Are you ready for the biggest tax change in decades?
Making Tax Digital is back on the agenda and businesses will soon be required to file quarterly tax returns as the annual self-assessment return is scrapped.
The much-talked-about Making Tax Digital (MTD) system is designed to help the Government recoup more than £8 billion a year in ‘avoidable’ lost tax revenues.
Under the new legislation, business owners will have to maintain digital records using compatible software and provide quarterly summaries of tax data as well as a finalised year-end position to HMRC.
Self-employed taxpayers will have the option to make ‘pay as you go’ instalments based on the quarterly data submitted, easing the burden of an end-of-year tax bill.
The changes were due to come in from April 2018 but were scrapped from the Finance Bill as it was rushed through before the snap election. We can, however, expect MTD to form part of the revisited second Finance Bill 2017 which will be debated once parliament resumes in September.
With that in mind, our team of chartered accountants and chartered tax advisers here at Jacobs Allen are encouraging clients to be prepared for the changes. Those who move over early will have more time to learn how online record-keeping works before they are required to submit their quarterly updates.
Originally, all businesses, self-employed workers and landlords earning more than £10,000 a year were going to be expected to keep digital accounts but under the amended timeline MTD will only affect businesses with a turnover above the VAT threshold.
These businesses will be required to keep digital records for VAT only from 2019, while smaller businesses and those who earn a secondary income from property or self-employed work will not be asked to change over until at least 2020.
The new digital accounts, which will unite each taxpayer’s details in a single place, will be phased in from April 2020.
Details of the software are yet to be confirmed. However, we do know that it will connect to an HMRC application programming interface (API) and share data with HMRC.
Free MTD software has been discussed, but to date no viable option has been found. As a result, we are advising you or your business to budget for this expenditure and the estimate originally given by HMRC was £280 per business. This figure is subject to change and it is worth bearing in mind that whichever accounting software you choose needs to suit the size of your business not only now but also in the future, so we recommend you factor in projections for three years after your business begins the digital transition.
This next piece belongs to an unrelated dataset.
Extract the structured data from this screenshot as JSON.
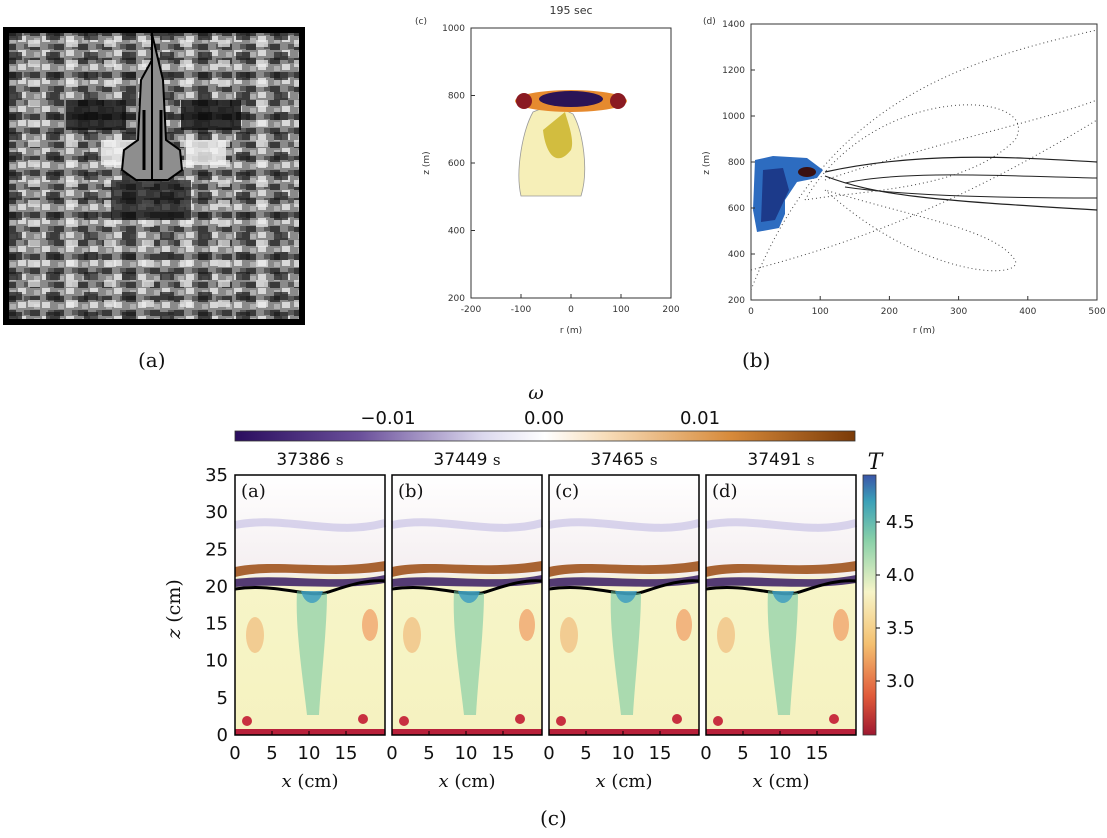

With many more individuals keeping digital accounting records and electronic interactions between taxpayers and HMRC poised to soar with MTD there is a fear cyber criminals will recognise an opportunity to target taxpayers and their agents. It is therefore imperative to take steps to protect your business from this growing threat. If you opt for cloud-based digital accounting software, ensure you have the utmost confidence in your cloud provider. Passwords should be strong and changed regularly, you should ensure you have the latest anti-virus software installed on all your systems and you should be wary of phishing emails.
Despite the uncertainty surrounding MTD, it’s more important than ever for your business to maintain accurate accounting records in the build up to this radical change. The digital changeover will be a huge challenge without the additional worry of disorganised records and the potential penalties that come with it.